Graph Neural Networks (GNNs) are powerful in learning rich network representations that aid the performance of downstream tasks. However, recent studies showed that GNNs are vulnerable to adversarial attacks involving node injection and network perturbation. Among these, node injection attacks are more practical as they don't require manipulation in the existing network and can be performed more realistically. In this paper, we propose a novel problem statement - a class-specific poison attack on graphs in which the attacker aims to misclassify specific nodes in the target class into a different class using node injection.
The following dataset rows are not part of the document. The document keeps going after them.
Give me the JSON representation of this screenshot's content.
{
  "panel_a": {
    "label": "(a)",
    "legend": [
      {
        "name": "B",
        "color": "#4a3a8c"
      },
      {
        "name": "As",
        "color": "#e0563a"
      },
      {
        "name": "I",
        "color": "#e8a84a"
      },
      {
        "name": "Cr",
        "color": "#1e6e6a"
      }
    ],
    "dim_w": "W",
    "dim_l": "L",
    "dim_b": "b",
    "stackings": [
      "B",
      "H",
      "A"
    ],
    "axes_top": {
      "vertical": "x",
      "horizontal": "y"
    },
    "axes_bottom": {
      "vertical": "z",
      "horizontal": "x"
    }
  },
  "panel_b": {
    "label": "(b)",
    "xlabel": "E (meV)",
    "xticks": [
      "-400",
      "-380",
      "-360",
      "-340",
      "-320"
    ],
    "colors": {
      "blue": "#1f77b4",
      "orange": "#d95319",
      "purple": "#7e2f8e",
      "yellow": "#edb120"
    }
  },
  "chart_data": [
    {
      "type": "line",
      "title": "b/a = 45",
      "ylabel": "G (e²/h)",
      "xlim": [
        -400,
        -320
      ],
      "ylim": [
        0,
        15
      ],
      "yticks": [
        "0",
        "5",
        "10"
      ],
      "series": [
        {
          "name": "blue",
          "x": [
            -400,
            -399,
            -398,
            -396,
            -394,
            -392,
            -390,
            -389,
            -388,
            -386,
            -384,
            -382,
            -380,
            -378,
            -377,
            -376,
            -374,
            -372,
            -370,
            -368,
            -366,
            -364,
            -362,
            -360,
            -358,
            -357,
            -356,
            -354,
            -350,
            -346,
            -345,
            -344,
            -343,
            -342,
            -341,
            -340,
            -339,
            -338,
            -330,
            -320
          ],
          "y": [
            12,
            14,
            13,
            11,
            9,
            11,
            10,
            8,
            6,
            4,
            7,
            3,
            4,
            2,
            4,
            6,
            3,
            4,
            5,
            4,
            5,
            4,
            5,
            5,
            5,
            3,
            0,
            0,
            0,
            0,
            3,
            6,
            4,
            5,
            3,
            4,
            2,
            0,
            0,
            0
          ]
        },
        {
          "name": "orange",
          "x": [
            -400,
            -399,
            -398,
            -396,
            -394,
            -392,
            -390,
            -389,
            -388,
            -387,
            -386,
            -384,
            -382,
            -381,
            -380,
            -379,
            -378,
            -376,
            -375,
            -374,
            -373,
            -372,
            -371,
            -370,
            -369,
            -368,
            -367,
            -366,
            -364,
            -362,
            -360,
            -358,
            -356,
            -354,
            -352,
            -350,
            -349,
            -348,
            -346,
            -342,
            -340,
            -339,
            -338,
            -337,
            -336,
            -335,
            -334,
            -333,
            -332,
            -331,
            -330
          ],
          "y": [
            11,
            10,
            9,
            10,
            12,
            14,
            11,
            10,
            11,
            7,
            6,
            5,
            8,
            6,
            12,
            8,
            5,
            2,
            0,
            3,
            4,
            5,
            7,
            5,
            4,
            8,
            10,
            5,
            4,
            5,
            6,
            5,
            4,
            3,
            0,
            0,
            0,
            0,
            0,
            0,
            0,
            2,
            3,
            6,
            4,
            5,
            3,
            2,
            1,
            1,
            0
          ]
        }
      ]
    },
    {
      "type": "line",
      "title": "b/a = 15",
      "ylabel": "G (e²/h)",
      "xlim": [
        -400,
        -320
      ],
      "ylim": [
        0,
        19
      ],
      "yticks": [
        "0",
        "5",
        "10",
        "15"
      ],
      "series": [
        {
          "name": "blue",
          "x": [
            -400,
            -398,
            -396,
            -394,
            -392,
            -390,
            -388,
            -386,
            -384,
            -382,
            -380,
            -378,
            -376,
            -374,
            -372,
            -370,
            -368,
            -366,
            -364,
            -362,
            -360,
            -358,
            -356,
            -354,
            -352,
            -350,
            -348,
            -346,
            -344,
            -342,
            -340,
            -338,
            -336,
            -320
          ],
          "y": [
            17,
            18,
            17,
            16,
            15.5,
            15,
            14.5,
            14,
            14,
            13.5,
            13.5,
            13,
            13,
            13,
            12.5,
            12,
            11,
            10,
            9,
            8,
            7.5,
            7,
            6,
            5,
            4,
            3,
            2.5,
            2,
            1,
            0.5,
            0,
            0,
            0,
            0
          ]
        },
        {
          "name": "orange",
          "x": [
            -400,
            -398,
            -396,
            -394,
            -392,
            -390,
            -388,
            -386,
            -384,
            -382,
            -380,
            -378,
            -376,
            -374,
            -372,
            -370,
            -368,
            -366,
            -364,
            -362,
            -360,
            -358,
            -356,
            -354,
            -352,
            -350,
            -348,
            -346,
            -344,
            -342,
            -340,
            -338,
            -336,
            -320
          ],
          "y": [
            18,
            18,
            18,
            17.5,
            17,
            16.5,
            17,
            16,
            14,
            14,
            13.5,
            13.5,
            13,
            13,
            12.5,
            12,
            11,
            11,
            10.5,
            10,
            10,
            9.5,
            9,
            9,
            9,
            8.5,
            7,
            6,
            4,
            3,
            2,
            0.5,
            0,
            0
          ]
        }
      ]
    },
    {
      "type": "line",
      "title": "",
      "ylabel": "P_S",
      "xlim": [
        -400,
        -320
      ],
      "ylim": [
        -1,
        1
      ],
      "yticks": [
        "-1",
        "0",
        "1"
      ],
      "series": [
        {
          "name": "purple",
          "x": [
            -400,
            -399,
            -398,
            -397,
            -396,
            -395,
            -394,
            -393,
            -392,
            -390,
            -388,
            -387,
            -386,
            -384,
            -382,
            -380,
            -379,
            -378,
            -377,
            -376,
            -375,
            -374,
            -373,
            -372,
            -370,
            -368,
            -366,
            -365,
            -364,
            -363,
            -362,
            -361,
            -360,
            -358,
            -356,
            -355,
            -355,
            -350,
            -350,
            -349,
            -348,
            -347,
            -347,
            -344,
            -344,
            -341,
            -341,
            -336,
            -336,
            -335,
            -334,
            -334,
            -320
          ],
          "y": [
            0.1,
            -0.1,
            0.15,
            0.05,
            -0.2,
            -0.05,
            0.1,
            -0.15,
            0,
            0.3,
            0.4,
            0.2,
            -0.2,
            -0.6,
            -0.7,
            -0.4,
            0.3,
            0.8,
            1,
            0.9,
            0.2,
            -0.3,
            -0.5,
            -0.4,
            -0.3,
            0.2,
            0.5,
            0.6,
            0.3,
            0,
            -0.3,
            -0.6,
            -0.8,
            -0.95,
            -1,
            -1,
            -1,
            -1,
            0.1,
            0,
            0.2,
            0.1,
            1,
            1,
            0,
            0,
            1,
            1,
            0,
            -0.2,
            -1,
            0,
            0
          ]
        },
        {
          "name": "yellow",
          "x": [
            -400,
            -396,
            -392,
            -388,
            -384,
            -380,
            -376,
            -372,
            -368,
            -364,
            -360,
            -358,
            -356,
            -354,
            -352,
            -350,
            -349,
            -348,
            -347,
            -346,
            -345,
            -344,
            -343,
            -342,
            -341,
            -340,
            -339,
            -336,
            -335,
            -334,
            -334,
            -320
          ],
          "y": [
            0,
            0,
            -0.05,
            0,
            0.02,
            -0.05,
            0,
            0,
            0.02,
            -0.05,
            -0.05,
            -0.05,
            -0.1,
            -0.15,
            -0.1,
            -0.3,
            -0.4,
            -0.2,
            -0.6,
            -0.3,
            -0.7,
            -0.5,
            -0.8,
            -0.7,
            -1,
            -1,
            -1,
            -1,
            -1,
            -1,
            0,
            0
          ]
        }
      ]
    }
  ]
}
Additionally, nodes are injected in such a way that they camouflage as benign nodes. We propose NICKI, a novel attacking strategy that utilizes an optimization-based approach to sabotage the performance of GNN-based node classifiers. NICKI works in two phases - it first learns the node representation and then generates the features and edges of the injected nodes. Extensive experiments and ablation studies on four benchmark networks show that NICKI is consistently better than four baseline attacking strategies for misclassifying nodes in the target class. We also show that the injected nodes are properly camouflaged as benign, thus making the poisoned graph indistinguishable from its clean version w.r.t various topological properties.